Auch der umstrittene Song 0815 von Farid Bang und Kollegah greift auf historische Bestände zurück, deren Versatzstücke aus dem Kontext herausgelöst und neu montiert werden. 0815 ist die Typenbezeichnung eines Maschinengewehrs, das im Ersten Weltkrieg zum Einsatz gekommen ist. Von der MG zur „Pumpgun“ im Track ist es nicht weit, aber es ist auch nicht so wichtig, weil der historische Kontext des Weltkriegs ohnehin keine Rolle spielt. Ähnlich verhält es sich mit der inzwischen allbekannten Zeile „Mein Körper definierter als Auschwitzinsassen“.

Hier wird ein Vergleich hergestellt. Das lyrische Ich nimmt für sich in Anspruch, eine Figur ohne Körperfett zu haben, hergestellt im Fitness-Studio. Wer „definierter Körper“ googelt, erhält Angebote für Ernährungsratgeber, Anabolika und Trainingspläne. Es ist saudumm, geschmacklos und unhistorisch, wenn nun dieser fettfreie, aufgepumpte „definierte Körper“ mit einem „Auschwitzinsassen“ verglichen wird. Die abgemagerten Körper und Gesichter der Überlebenden bilden die Grundlage dieses Vergleiches. „Mein Körper“ sei eben noch „definierter“ als die ausgezehrten Körper der KZ-Häftlinge. Antisemitisch wäre dieser Vergleich nicht, nur grausam und dumm. Der Holocaust wird nicht geleugnet oder gerechtfertigt. Die Ausdrucksweise eines taz-Autors, eine Disco sei „gaskammervoll“ gewesen, ist ähnlich geschmacklos und skandalös – und auch ganz ähnlich, was das popästhetische Verfahren angeht, die Geschichte in Reizworte zu verwandeln, deren Verwendung Aufsehen erregt und irgendwie hart, krass, cool, verwegen rüberkommt.

Wie das RAF-Logo auf den T-Shirts von Viva-Moderatorinnen, die es auf einer Werbepostkarte mit dem Header „Girl-Power“ tragen, diese nicht zu Terroristinnen oder auch nur „Sympathisanten“ macht, wäre die Folgerung verfehlt, jemand, der einen Körper mit niedrigen Fettanteilen und hohen Anabolikawerten mit KZ-Insassen vergleicht, sei notwendig antisemitisch. Es stimmt: Der Vergleich ist allerdings nicht nur dumm, sondern auch politisch heikel, weil der historische Kontext, aus dem das Versatzstück „definierte Körper“ herausgelöst wird, für die Erinnerungskultur Deutschlands so unendlich wichtig ist und der Blick auf die abgemagerten Häftlinge als „schlank“ so unendlich zynisch.

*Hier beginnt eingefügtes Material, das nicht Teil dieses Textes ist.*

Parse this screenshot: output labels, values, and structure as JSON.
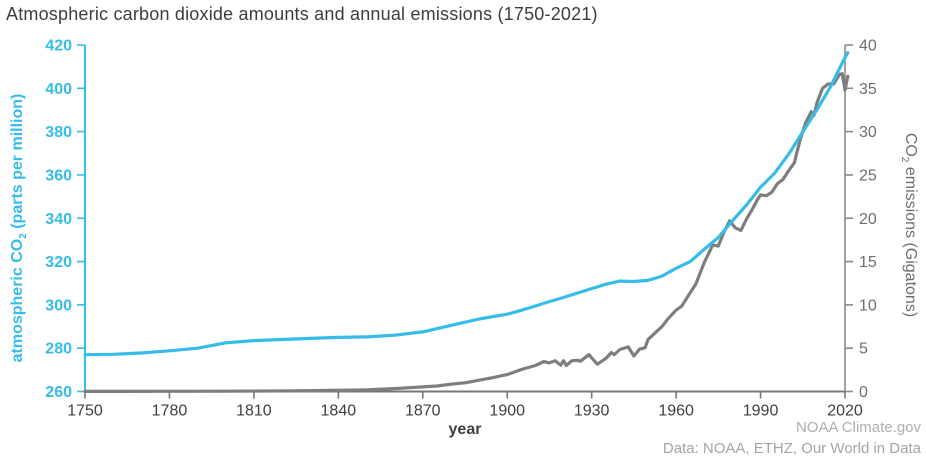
{
  "title": "Atmospheric carbon dioxide amounts and annual emissions (1750-2021)",
  "footer": {
    "source1": "NOAA Climate.gov",
    "source2": "Data: NOAA, ETHZ, Our World in Data"
  },
  "colors": {
    "cyan": "#35bce8",
    "gray_line": "#7e7e7e",
    "right_axis": "#8a8a8a",
    "bottom_axis": "#777777",
    "right_tick_text": "#6e6e6e",
    "x_tick_text": "#3f3f3f",
    "title_text": "#3d3d3d",
    "footer_text": "#aeaeae"
  },
  "chart_data": {
    "type": "line",
    "title": "Atmospheric carbon dioxide amounts and annual emissions (1750-2021)",
    "xlabel": "year",
    "grid": false,
    "legend": "none",
    "x_axis": {
      "ticks": [
        1750,
        1780,
        1810,
        1840,
        1870,
        1900,
        1930,
        1960,
        1990,
        2020
      ],
      "range": [
        1750,
        2021
      ]
    },
    "left_axis": {
      "label_prefix": "atmospheric CO",
      "label_sub": "2",
      "label_suffix": " (parts per million)",
      "ticks": [
        260,
        280,
        300,
        320,
        340,
        360,
        380,
        400,
        420
      ],
      "range": [
        260,
        420
      ]
    },
    "right_axis": {
      "label_prefix": "CO",
      "label_sub": "2",
      "label_suffix": " emissions (Gigatons)",
      "ticks": [
        0,
        5,
        10,
        15,
        20,
        25,
        30,
        35,
        40
      ],
      "range": [
        0,
        40
      ]
    },
    "series": [
      {
        "name": "co2_emissions_gigatons",
        "axis": "right",
        "color": "#7e7e7e",
        "points": [
          [
            1750,
            0.01
          ],
          [
            1775,
            0.02
          ],
          [
            1800,
            0.03
          ],
          [
            1825,
            0.07
          ],
          [
            1850,
            0.2
          ],
          [
            1860,
            0.34
          ],
          [
            1870,
            0.53
          ],
          [
            1875,
            0.64
          ],
          [
            1880,
            0.84
          ],
          [
            1885,
            1.0
          ],
          [
            1890,
            1.3
          ],
          [
            1895,
            1.6
          ],
          [
            1900,
            1.95
          ],
          [
            1905,
            2.54
          ],
          [
            1910,
            3.0
          ],
          [
            1913,
            3.45
          ],
          [
            1915,
            3.3
          ],
          [
            1917,
            3.55
          ],
          [
            1919,
            3.05
          ],
          [
            1920,
            3.55
          ],
          [
            1921,
            3.0
          ],
          [
            1923,
            3.55
          ],
          [
            1925,
            3.6
          ],
          [
            1926,
            3.5
          ],
          [
            1929,
            4.25
          ],
          [
            1932,
            3.15
          ],
          [
            1935,
            3.8
          ],
          [
            1937,
            4.5
          ],
          [
            1938,
            4.25
          ],
          [
            1940,
            4.85
          ],
          [
            1943,
            5.15
          ],
          [
            1945,
            4.1
          ],
          [
            1947,
            4.9
          ],
          [
            1949,
            5.05
          ],
          [
            1950,
            6.0
          ],
          [
            1952,
            6.6
          ],
          [
            1955,
            7.5
          ],
          [
            1957,
            8.35
          ],
          [
            1960,
            9.4
          ],
          [
            1962,
            9.85
          ],
          [
            1965,
            11.4
          ],
          [
            1967,
            12.4
          ],
          [
            1970,
            14.9
          ],
          [
            1973,
            16.9
          ],
          [
            1975,
            16.8
          ],
          [
            1977,
            18.4
          ],
          [
            1979,
            19.7
          ],
          [
            1981,
            18.9
          ],
          [
            1983,
            18.6
          ],
          [
            1985,
            19.9
          ],
          [
            1987,
            21.0
          ],
          [
            1989,
            22.2
          ],
          [
            1990,
            22.7
          ],
          [
            1992,
            22.6
          ],
          [
            1994,
            23.0
          ],
          [
            1996,
            24.0
          ],
          [
            1998,
            24.5
          ],
          [
            2000,
            25.5
          ],
          [
            2002,
            26.4
          ],
          [
            2004,
            29.0
          ],
          [
            2006,
            31.0
          ],
          [
            2008,
            32.3
          ],
          [
            2009,
            31.9
          ],
          [
            2010,
            33.3
          ],
          [
            2012,
            35.0
          ],
          [
            2014,
            35.5
          ],
          [
            2016,
            35.5
          ],
          [
            2018,
            36.6
          ],
          [
            2019,
            36.7
          ],
          [
            2020,
            34.8
          ],
          [
            2021,
            36.4
          ]
        ]
      },
      {
        "name": "atmospheric_co2_ppm",
        "axis": "left",
        "color": "#35bce8",
        "points": [
          [
            1750,
            277
          ],
          [
            1760,
            277.2
          ],
          [
            1770,
            277.8
          ],
          [
            1780,
            278.8
          ],
          [
            1790,
            280
          ],
          [
            1800,
            282.5
          ],
          [
            1810,
            283.5
          ],
          [
            1820,
            284
          ],
          [
            1830,
            284.5
          ],
          [
            1840,
            285
          ],
          [
            1850,
            285.2
          ],
          [
            1860,
            286
          ],
          [
            1870,
            287.5
          ],
          [
            1880,
            290.5
          ],
          [
            1890,
            293.5
          ],
          [
            1900,
            295.7
          ],
          [
            1905,
            297.5
          ],
          [
            1910,
            299.5
          ],
          [
            1915,
            301.5
          ],
          [
            1920,
            303.4
          ],
          [
            1925,
            305.5
          ],
          [
            1930,
            307.5
          ],
          [
            1935,
            309.5
          ],
          [
            1940,
            311
          ],
          [
            1945,
            310.8
          ],
          [
            1950,
            311.3
          ],
          [
            1955,
            313.3
          ],
          [
            1960,
            316.9
          ],
          [
            1965,
            320
          ],
          [
            1970,
            325.7
          ],
          [
            1975,
            331.1
          ],
          [
            1980,
            338.8
          ],
          [
            1985,
            346.1
          ],
          [
            1990,
            354.4
          ],
          [
            1995,
            360.8
          ],
          [
            2000,
            369.6
          ],
          [
            2005,
            379.9
          ],
          [
            2010,
            390.1
          ],
          [
            2015,
            401
          ],
          [
            2019,
            411.7
          ],
          [
            2020,
            414.2
          ],
          [
            2021,
            416.5
          ]
        ]
      }
    ]
  }
}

Doch kommt es in der Popkultur auf etwas anderes an, nämlich Resonanz zu erzeugen, Beachtung zu finden, Aufmerksamkeit zu binden. Dies ist Farid Bang mit seiner Textzeile zweifellos gelungen. Ob solche Songs auf einen Index gehören, müsste die Bundesprüfstelle oder die Gerichte entscheiden.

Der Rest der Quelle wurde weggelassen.